House of the Red Door settled in new location
The House with the Red Door – a nonprofit safe house
Located: At the Summit Ridge Center, across Hwy. 9 from the Breckenridge Recreation Center
Hours: Open Monday through Friday from 10 a.m. until 1 p.m., and 4 p.m. until 7 p.m.
For more information: call HRD at (970) 453-7776, or to volunteer, contact Patti Bowen at (970) 668-1592
BRECKENRIDGE – Mark Calvanese received an unfriendly welcome in Summit County. Shortly after arriving from Philadelphia last autumn, Calvanese’s car and all his belongings were stolen. The thieves took everything but his clothes, he said.
Luckily for Calvanese, he was able to turn to the House with the Red Door (HRD) for help.
The brain child of Breckenridge Father Ron Griffin, HRD is a safe house for adults ages 23 to 35. The red door originated in churches in Europe, and is common in Episcopalian churches back East. It means “safe place or sanctuary,” Griffin said. “Behind this door is a safe place.”
Which is exactly what Calvanese found there.
“They helped me get back on my feet,” he said. “They were very supportive.”
The safe house provided Calvanese with a bed, a meal and guidance – without which, “I either would have frozen to death or I would have left Breckenridge.”
Now Calvanese is a cook at the Great Divide Lodge in Breckenridge. He has only good things to say about the organization, which is now just over a year old.
“Father Ron Griffin is concerned about people in general … everybody,” Calvanese said. “What he did for me, I can never give back enough.”
Calvanese’s story is one that warms Griffin’s heart. His is only one story of the 2,000 guests who have come through the red door since the safe house opened in March 2001.

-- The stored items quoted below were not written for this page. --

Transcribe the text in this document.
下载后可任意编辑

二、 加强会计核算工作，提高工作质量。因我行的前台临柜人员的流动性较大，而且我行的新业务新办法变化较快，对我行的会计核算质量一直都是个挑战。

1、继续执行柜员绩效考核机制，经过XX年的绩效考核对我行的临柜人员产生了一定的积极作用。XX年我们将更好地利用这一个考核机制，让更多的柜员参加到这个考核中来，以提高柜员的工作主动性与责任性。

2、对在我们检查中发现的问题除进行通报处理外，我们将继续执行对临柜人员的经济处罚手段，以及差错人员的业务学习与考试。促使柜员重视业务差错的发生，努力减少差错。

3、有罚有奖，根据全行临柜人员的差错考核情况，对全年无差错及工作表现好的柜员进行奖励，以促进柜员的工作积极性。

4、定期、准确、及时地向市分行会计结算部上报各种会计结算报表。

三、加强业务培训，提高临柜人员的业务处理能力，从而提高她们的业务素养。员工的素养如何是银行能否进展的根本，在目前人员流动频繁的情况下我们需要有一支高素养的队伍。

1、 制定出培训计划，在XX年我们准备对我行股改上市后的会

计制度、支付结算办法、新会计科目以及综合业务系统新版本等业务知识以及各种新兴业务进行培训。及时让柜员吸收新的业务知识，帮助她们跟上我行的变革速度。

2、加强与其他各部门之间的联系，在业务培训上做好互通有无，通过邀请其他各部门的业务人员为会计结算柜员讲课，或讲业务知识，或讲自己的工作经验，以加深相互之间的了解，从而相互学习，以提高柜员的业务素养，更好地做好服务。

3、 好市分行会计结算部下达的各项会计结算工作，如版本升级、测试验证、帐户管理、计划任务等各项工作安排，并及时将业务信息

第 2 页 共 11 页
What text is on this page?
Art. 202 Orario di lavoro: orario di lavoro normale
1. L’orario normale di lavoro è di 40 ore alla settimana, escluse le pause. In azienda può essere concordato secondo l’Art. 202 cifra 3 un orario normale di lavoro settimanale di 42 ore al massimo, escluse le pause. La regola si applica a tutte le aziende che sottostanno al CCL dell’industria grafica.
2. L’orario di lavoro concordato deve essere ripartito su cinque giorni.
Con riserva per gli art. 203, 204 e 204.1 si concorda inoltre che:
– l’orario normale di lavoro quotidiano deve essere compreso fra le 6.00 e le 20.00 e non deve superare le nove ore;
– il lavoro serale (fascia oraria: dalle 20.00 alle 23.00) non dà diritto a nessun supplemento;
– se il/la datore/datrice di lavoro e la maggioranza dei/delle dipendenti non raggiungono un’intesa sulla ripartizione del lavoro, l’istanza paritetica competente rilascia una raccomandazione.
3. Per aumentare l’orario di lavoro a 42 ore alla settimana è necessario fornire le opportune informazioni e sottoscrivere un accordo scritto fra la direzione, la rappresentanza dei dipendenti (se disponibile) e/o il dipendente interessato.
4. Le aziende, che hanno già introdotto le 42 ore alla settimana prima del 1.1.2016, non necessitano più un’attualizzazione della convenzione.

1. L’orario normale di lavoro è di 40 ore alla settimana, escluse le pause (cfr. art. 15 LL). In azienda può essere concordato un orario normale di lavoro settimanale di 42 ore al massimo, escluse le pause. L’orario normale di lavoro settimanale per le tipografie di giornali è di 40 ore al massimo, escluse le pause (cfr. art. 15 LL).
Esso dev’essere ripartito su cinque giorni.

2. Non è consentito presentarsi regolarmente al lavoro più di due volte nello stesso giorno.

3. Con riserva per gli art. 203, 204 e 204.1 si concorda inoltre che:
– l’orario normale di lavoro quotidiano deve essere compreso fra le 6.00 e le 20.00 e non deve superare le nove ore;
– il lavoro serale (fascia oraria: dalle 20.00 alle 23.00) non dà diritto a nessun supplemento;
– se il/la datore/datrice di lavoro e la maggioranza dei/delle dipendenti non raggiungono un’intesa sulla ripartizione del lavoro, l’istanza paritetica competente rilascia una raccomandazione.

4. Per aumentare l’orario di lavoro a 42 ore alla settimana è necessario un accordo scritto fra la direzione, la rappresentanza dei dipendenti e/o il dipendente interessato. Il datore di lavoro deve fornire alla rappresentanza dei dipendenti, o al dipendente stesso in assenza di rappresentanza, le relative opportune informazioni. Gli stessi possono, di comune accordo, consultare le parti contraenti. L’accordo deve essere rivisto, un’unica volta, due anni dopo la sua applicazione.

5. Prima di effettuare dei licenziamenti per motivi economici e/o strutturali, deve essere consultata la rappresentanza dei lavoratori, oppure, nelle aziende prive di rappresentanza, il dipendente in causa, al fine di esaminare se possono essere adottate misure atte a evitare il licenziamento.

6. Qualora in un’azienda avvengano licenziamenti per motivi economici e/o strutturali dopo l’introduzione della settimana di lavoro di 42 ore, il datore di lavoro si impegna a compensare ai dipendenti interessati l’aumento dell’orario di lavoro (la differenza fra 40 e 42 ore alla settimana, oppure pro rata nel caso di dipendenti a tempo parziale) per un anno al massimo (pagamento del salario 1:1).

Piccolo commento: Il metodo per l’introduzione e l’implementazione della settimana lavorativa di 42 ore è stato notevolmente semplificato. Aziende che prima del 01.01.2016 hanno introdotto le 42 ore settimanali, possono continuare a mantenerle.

Initially, the safe house was intended to provide a hot meal and a bed for those in need, 24-hours a day, seven days a week. But by autumn, safe house officials realized they had underestimated the need, Griffin said.
“We were expecting to be busy, but we were really overwhelmed,” he said.
Thus began the organization’s “steep learning curve,” Griffin said. Now those requesting a bed are interviewed to determine need.
“The philosophy about a person staying at the house is about safety issues, not convenience,” Griffin said. “They’re in an unsafe place or they’re overwhelmed by what has happened. Let’s say someone has … hit on some really hard times. They’re a little overwhelmed with the fact that they’ve lost their job (and) they can’t go home.”
There are eight beds in the HRD, but Griffin said the most they’ve housed in a single night is five. Most young adults visit the HRD for food, guidance and networking.
“It’s been very successful,” Griffin said. “I did not know the need was as great as it is in this county.”
But the first year had its challenges, perhaps the greatest of which was the need for a new location. When the HRD first opened its doors, it was located in a unit at Two Elks Condominiums in Breckenridge. But Griffin said the homeowners association made them feel far from welcome.
The homeowners association “just kept giving us grief about being there,” Griffin said. “We needed to find a place that would be more hospitable to this kind of outreach.”
In February, the HRD moved to its new home, at the Summit Ridge Center. This time, organization benefactors purchased the building and the HDR is leasing it from them, with the intent to buy.
The new location is located close to a Summit Stage bus stop and has plenty of parking – which might be good, considering the house once saw 115 clients in a week.
Approximately 45 volunteers help make the organization a success, said HRD volunteer coordinator Patti Bowen. Some volunteers make soup, others help serve the food, and still others volunteer their time to talk with safehouse guests.
Griffin said most guests have had some college education and are “trying to figure life out.” Griffin and volunteers give them a starting place. “We tend to be facilitators for kids with deeper (issues).”
Many of the young adults who come to the HRD have alcohol or drug problems, said volunteer Joan Cooper. She has helped several determine where to get help – if they want it.
“The one story that’s still kind of in front of me is Dan Golterman,” Griffin said, of the Keystone employee who died of a drug overdose this winter. He said Golterman was very active with the safehouse when he arrived in Summit County, but stopped when he began working at Keystone last winter.
“He came back 10 days before he OD’d (in early March) and was having some very serious conversations with us. I think he was reaching out for anything he could … (but) we weren’t able to connect with him enough” to prevent his death.
Though unfortunate, Golterman’s story illustrates the need for a safe haven such as the HRD, because Griffin said there are many young adults who need guidance.
“Any questions I had … they helped answer,” Calvanese said. “They do a lot for a lot of different people.”
Griffin said one of the biggest misconceptions of the HRD is that it is a homeless shelter. He stressed that those who come are the same people who eventually will rent an apartment next door, or work at the ski areas in the ski season.
And though Griffin is a priest at the Episcopalian Church of St. John the Baptist, the HRD is not a religious organization, he said. The 45 or so volunteers come from all walks of life and religions – and they help young adults in need find food, shelter, safety and work.
Only if specifically sought out does Griffin provide spiritual guidance.